Inquiry into Manitoba judge nude photo scandal will continue

The inquiry into a Manitoba judge whose nude photos were posted on the Internet will continue.

A Canadian Judicial Council committee rejected calls from lawyer Sheila Block for the hearing to be shut down on the grounds it was biased against her client, Justice Lori Douglas.

Block was upset over the way the lawyer who represents the inquiry committee questioned some witnesses. She called it “aggressive” and “withering” and she asked for the committee to stand down and for the inquiry to be terminated.

The chairwoman of the inquiry committee, Justice Catherine Fraser, defended the questioning.

“By definition, an inquiry … is a search for the truth.
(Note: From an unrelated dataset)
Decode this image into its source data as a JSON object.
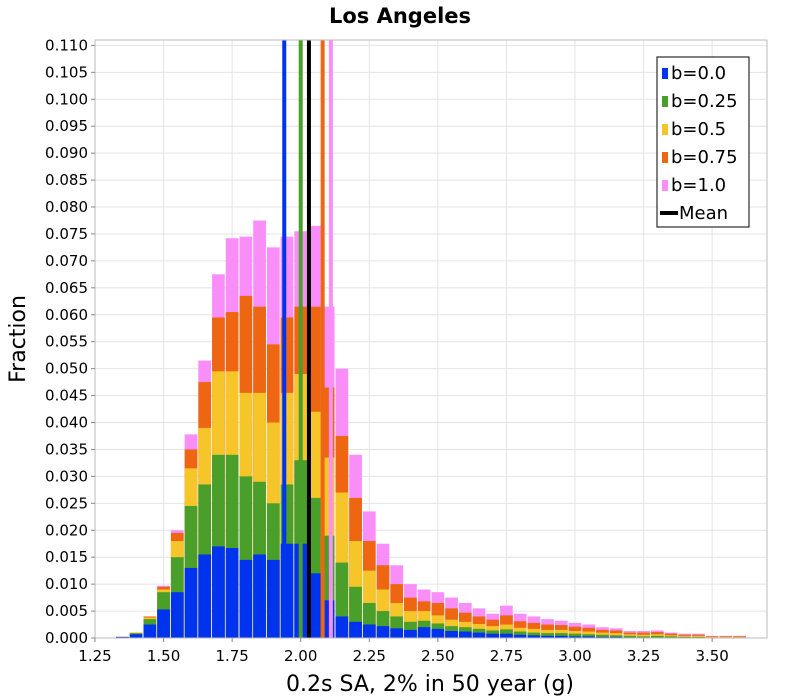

We are bound to pursue it,” Fraser said.

The inquiry has been examining allegations that Douglas sexually harassed a man nearly a decade ago and failed to disclose the matter when she was appointed a judge in 2005.

In 2003, when Douglas and her husband, Jack King, were family law lawyers at the same firm, King uploaded nude photos of Douglas to a website dedicated to interracial sex and said his wife was looking for a black partner.
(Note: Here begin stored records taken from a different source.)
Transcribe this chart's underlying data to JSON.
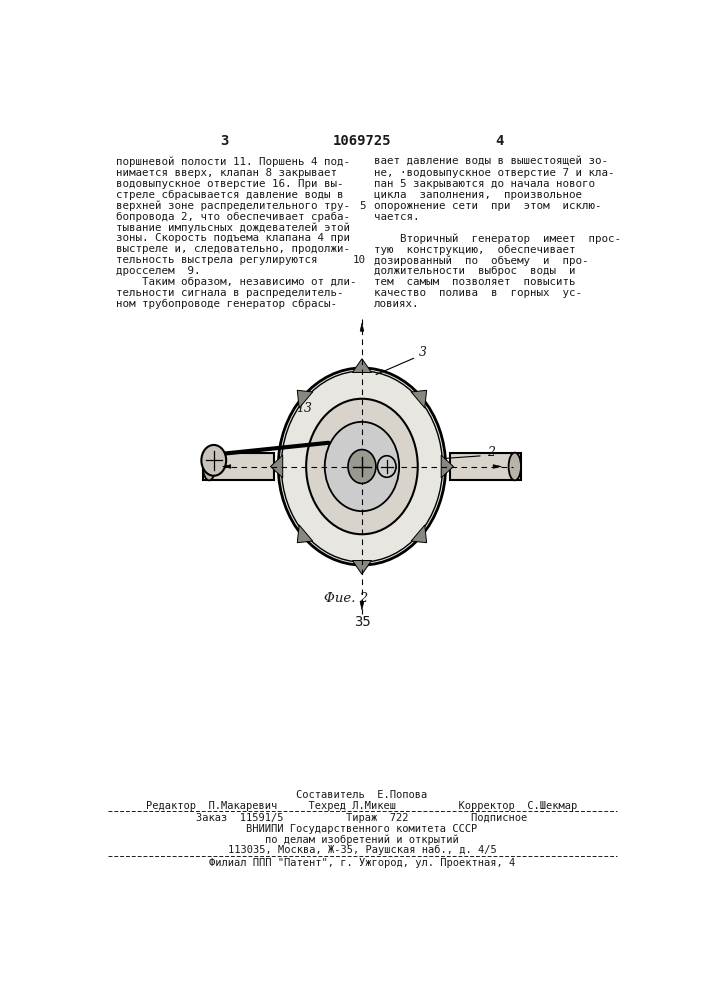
{
  "bg_color": "#ffffff",
  "text_color": "#1a1a1a",
  "page_number_left": "3",
  "page_number_center": "1069725",
  "page_number_right": "4",
  "col_left_lines": [
    "поршневой полости 11. Поршень 4 под-",
    "нимается вверх, клапан 8 закрывает",
    "водовыпускное отверстие 16. При вы-",
    "стреле сбрасывается давление воды в",
    "верхней зоне распределительного тру-",
    "бопровода 2, что обеспечивает сраба-",
    "тывание импульсных дождевателей этой",
    "зоны. Скорость подъема клапана 4 при",
    "выстреле и, следовательно, продолжи-",
    "тельность выстрела регулируются",
    "дросселем  9.",
    "    Таким образом, независимо от дли-",
    "тельности сигнала в распределитель-",
    "ном трубопроводе генератор сбрасы-"
  ],
  "col_right_lines": [
    "вает давление воды в вышестоящей зо-",
    "не, ·водовыпускное отверстие 7 и кла-",
    "пан 5 закрываются до начала нового",
    "цикла  заполнения,  произвольное",
    "опорожнение сети  при  этом  исклю-",
    "чается.",
    "",
    "    Вторичный  генератор  имеет  прос-",
    "тую  конструкцию,  обеспечивает",
    "дозированный  по  объему  и  про-",
    "должительности  выброс  воды  и",
    "тем  самым  позволяет  повысить",
    "качество  полива  в  горных  ус-",
    "ловиях."
  ],
  "line_5_row": 4,
  "line_10_row": 9,
  "fig_label": "Φue. 2",
  "page_bottom_number": "35",
  "footer_composer": "Составитель  Е.Попова",
  "footer_editors": "Редактор  П.Макаревич     Техред Л.Микеш          Корректор  С.Шекмар",
  "footer_order": "Заказ  11591/5          Тираж  722          Подписное",
  "footer_vniipи": "ВНИИПИ Государственного комитета СССР",
  "footer_affairs": "по делам изобретений и открытий",
  "footer_address": "113035, Москва, Ж-35, Раушская наб., д. 4/5",
  "footer_branch": "Филиал ППП \"Патент\", г. Ужгород, ул. Проектная, 4"
}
He also emailed photos to a client named Alexander Chapman, who is black, and asked him to have sex with Douglas.

Chapman complained to the law firm and King settled the matter within weeks by paying Chapman $25,000 to return all the photos and to never discuss the matter. Chapman broke that deal in 2010 and complained to the judicial council, insisting Douglas was part of the sexual harassment.

Both Douglas and King have maintained that Douglas did not know that King had posted the photos to the Internet and that King had offered her up for sex with Chapman.
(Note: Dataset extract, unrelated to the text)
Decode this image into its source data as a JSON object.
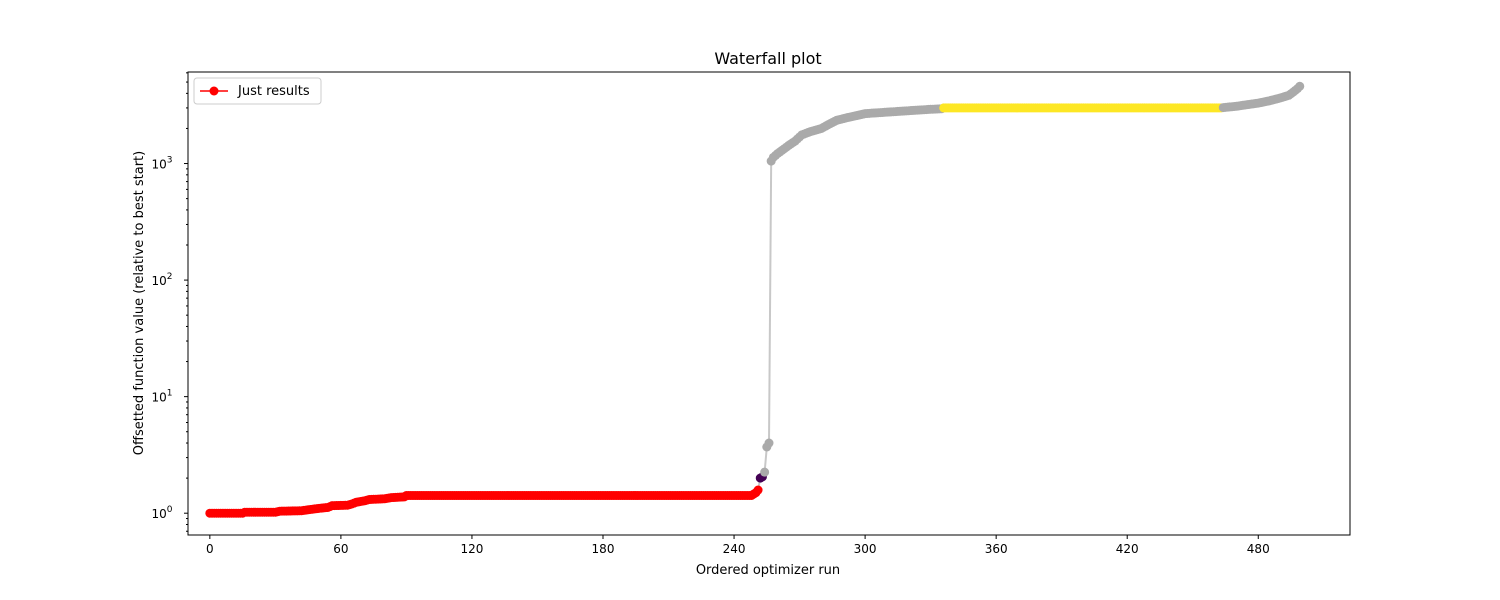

Block was clearly unhappy with the ruling that the inquiry would continue, and hinted she may appeal it.

Her complaint of bias was based on questions Wednesday from George Macintosh, the lawyer who asks questions on behalf of the inquiry committee members. He went after King, who testified Douglas never knew what King had done with the naked photos, some of which showed her in bondage gear or performing sex acts.

She said the questions to King were put in “a manner at times savage. It was demeaning. It was sarcastic.”

In his questioning, Macintosh seemed incredulous at King’s suggestion that Douglas never looked at or asked about the nude photos, some of which were taken with a Polaroid instant camera that produces pictures immediately.

“So (the picture) is there, the camera’s there, you’re there, your wife is there. You didn’t hide it, did you?” Macintosh asked.

Macintosh and King also butted heads when Macintosh pointed to evidence from one of King’s former law partners, who said that King had told him Douglas knew about some of the Internet photos.

“That is completely inconsistent with the proposal that your wife knew absolutely nothing,” Macintosh said.

Guy Pratte, the independent lawyer leading the inquiry and who represents the public interest, agreed with Block that Macintosh’s questioning had gone too far.

“The appearance is incontestable that it was a strong and co-ordinated attack on the witness,” Pratte said.

“If inquisition is to be done, it has to be done by independent counsel. You cannot descend into the arena.”

Pratte stopped short of calling for a halt to proceedings, but said at the very least, the tone of questions from Macintosh must change.

On Friday, however, Fraser rejected the assertion that Macintosh went too far.

“There were a number of matters that required followup with Mr. King,” the inquiry chairwoman said.

The committee members include Derek Green, the chief justice of Newfoundland and Labrador, Jacqueline Matheson, chief justice of Prince Edward Island and Fraser, chief justice of Alberta, who is the committee chairwoman.

The hearing continued Friday with testimony from Justice Martin Freedman of the Manitoba Court of Appeal, who was involved in Douglas’s application to be a judge.

Freedman told the inquiry he sat on a screening committee for judicial applicants and considered Douglas an excellent candidate when he reviewed her file in 2005. He said he had heard in 2003 that Douglas’s husband had solicited Chapman to have sex with her, and that nude photos of her had been on the Internet.

He said he discussed the matter with Marc Monnin, chief justice of the Manitoba Court of Queen’s Bench. But Freedman said he did not know how sexual the photos were, and had been told by Monnin and others that the photos no longer existed.

“(Monnin’s) understanding was that Ms. Douglas was an innocent victim of her husband … and that the photographs had either been destroyed or removed,” Freedman told the inquiry.

Freedman told the inquiry he and other members of the screening committee recommended Douglas be appointed a judge.

“There was no dissent, from any of (Douglas’s references) that she was an excellent lawyer.”

The hearing is a rarity. The Canadian Judicial Council has only held them nine times across the country in 40 years. It has only once recommended that a judge be removed.

In 2009, the council recommended to the federal government that Paul Cosgrove be removed as a justice of the Ontario Superior Court due to incompetence and abuse of his powers. Cosgrove resigned before the federal government could make its decision.